Although these findings give us some idea of how different types of organisations implement continuous integration, they are are not very interesting on their own.

The large amount of variation in how continuous integration is implemented can be explained using three themes.

The first is project context, which determines how tools and practices should be prioritised and what constraints they may bring:

• The type of project influences how organisations prioritise and value different practices. A data-centric (or safety-critical) system will likely have longer build cycles than other types of systems.

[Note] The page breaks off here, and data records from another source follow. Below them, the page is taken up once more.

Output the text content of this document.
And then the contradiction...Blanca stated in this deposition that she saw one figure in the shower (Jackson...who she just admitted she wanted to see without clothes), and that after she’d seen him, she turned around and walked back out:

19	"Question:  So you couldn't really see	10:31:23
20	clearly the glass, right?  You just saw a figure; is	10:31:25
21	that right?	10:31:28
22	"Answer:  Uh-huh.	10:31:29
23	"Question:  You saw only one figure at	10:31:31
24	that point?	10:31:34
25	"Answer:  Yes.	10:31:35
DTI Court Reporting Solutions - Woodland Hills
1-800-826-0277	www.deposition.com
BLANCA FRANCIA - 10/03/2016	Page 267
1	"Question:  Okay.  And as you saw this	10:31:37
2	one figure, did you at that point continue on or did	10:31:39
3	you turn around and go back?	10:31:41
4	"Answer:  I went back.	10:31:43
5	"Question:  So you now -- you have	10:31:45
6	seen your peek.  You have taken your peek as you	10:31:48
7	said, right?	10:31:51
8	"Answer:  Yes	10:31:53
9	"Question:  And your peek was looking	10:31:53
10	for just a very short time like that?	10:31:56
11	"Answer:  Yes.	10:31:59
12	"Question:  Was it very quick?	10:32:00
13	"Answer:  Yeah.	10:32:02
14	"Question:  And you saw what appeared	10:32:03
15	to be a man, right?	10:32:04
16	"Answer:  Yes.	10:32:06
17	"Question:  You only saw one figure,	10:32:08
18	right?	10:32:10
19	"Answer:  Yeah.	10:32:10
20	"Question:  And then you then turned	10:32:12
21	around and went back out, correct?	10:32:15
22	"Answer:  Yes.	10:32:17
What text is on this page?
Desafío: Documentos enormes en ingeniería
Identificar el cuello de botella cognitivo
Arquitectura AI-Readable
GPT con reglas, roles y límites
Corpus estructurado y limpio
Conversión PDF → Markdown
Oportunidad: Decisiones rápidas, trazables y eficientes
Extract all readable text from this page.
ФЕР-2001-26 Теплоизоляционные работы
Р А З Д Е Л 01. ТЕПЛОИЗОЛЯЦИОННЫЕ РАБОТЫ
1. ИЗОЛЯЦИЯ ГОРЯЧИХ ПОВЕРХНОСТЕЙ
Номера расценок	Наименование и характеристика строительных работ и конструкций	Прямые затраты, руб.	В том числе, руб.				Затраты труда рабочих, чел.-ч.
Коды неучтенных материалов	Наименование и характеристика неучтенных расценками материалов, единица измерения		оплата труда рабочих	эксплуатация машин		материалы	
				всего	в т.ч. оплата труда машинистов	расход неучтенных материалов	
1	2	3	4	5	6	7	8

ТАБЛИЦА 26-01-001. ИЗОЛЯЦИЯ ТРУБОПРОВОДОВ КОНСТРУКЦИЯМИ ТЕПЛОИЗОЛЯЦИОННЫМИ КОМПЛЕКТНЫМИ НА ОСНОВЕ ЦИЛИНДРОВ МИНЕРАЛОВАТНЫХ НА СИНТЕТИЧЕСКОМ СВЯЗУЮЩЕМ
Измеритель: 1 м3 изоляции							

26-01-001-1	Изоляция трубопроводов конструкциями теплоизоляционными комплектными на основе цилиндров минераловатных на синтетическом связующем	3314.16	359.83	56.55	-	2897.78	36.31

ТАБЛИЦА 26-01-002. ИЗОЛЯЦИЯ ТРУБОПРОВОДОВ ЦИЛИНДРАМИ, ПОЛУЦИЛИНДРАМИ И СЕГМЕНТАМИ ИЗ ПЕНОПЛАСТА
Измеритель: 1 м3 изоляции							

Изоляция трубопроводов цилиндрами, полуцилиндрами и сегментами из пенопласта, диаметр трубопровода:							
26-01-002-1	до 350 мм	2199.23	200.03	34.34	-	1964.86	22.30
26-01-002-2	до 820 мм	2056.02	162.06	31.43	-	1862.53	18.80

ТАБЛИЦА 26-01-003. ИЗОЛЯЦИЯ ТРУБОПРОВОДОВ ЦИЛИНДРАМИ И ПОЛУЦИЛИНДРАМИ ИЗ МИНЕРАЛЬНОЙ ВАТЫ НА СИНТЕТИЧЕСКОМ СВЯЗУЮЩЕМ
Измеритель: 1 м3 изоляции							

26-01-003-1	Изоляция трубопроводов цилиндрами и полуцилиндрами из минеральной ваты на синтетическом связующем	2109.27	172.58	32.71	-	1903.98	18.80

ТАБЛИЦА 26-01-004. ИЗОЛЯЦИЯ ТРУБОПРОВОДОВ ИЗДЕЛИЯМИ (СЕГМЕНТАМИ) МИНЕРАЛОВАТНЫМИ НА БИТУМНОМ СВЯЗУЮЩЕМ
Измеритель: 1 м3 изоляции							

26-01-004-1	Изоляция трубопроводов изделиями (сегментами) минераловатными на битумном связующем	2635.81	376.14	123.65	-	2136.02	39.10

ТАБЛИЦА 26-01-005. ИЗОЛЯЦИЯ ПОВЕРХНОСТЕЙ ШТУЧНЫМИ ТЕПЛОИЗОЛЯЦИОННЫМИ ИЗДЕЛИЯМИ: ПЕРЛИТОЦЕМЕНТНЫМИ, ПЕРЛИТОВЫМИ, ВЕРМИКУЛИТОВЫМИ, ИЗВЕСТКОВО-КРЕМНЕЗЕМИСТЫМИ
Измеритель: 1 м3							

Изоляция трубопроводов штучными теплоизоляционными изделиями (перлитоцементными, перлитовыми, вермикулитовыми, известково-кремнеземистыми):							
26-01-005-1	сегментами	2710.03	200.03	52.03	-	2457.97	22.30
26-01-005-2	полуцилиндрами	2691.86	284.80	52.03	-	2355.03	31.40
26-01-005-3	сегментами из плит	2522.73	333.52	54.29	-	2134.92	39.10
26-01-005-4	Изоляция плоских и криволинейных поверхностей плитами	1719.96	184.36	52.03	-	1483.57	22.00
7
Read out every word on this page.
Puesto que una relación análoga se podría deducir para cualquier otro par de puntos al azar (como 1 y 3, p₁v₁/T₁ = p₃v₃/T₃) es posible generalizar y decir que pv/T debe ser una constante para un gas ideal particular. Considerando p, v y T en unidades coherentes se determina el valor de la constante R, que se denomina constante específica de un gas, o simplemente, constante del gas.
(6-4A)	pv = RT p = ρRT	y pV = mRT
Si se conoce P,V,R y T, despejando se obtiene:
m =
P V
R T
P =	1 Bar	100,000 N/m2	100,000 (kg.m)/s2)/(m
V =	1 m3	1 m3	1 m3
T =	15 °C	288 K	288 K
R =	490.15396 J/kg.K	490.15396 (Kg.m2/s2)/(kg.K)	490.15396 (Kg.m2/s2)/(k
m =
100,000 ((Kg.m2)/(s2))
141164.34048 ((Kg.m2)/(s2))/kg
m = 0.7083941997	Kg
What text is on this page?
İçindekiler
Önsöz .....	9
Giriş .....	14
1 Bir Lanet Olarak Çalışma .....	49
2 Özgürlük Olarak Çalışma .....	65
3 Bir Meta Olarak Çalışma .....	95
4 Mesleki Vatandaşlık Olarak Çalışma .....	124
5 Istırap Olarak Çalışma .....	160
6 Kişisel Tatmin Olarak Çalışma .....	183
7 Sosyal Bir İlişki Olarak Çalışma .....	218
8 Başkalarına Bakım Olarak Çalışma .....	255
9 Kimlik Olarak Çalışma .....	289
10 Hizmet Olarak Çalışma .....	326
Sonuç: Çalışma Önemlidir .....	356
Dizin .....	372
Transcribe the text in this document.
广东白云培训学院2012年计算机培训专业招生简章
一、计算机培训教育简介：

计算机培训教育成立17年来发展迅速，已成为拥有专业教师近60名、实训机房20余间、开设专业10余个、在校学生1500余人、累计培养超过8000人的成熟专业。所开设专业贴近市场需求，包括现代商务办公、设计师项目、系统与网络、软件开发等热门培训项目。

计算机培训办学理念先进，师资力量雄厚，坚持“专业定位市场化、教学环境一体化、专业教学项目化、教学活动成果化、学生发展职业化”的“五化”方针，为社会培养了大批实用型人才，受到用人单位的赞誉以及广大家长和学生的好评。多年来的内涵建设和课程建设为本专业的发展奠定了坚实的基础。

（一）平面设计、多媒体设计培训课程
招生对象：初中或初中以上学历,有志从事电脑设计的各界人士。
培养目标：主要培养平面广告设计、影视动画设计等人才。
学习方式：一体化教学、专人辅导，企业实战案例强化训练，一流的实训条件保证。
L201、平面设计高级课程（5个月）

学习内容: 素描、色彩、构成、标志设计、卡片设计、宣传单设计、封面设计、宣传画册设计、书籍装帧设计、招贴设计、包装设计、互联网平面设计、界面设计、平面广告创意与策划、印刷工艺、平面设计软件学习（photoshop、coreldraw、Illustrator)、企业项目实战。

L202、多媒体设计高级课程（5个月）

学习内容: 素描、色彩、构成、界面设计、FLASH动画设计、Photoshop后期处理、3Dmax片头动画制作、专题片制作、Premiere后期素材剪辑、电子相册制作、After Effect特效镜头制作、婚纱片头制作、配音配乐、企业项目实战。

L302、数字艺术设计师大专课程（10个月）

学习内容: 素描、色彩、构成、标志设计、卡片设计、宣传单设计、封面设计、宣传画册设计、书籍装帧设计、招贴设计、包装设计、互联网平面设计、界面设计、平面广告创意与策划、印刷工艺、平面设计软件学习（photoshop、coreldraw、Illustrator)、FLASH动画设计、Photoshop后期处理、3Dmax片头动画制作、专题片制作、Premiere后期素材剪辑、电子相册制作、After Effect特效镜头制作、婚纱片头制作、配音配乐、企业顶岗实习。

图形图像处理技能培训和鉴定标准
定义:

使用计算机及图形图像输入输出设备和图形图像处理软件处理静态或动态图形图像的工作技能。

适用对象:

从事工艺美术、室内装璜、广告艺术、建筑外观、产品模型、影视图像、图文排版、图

• The testing strategy determines the relative weight that teams place on unit tests, integration tests, regression tests, and manual tests. Some types of tests are cheap, others may require a lot of time or effort to maintain and execute. Teams will only use a type of test if it adds sufficient value.

• Differences in CI infrastructure have a direct effect on how fast and cost-efficient builds can run.

The second theme is practice perception. Each organisation implements practices in their own way (microservices! monorepos!) – not for the sake of it, but because it believes that their chosen way provides most value. While that’s fine, many CI guidelines also recommend the use of concrete measures, like cycle time, to objectively assess the value of CI practices. Curiously, none of the three organisations had implemented such measures.

The third and final theme is process constraints. One of the major benefits of using continuous integration is that it makes feedback cycles shorter and more frequent. However, some CI practices can actually have the opposite effect, e.g. when:

• new pull requests must wait until older pull requests are finished being merged;
• the use of feature flags (rather than long-lived branches) introduces more technical debt and maintenance overhead; or
• developers spend a lot of their time waiting for results from various types of tests.

All in all, we can conclude that there’s no One True Way to implement continuous integration; it all depends on context!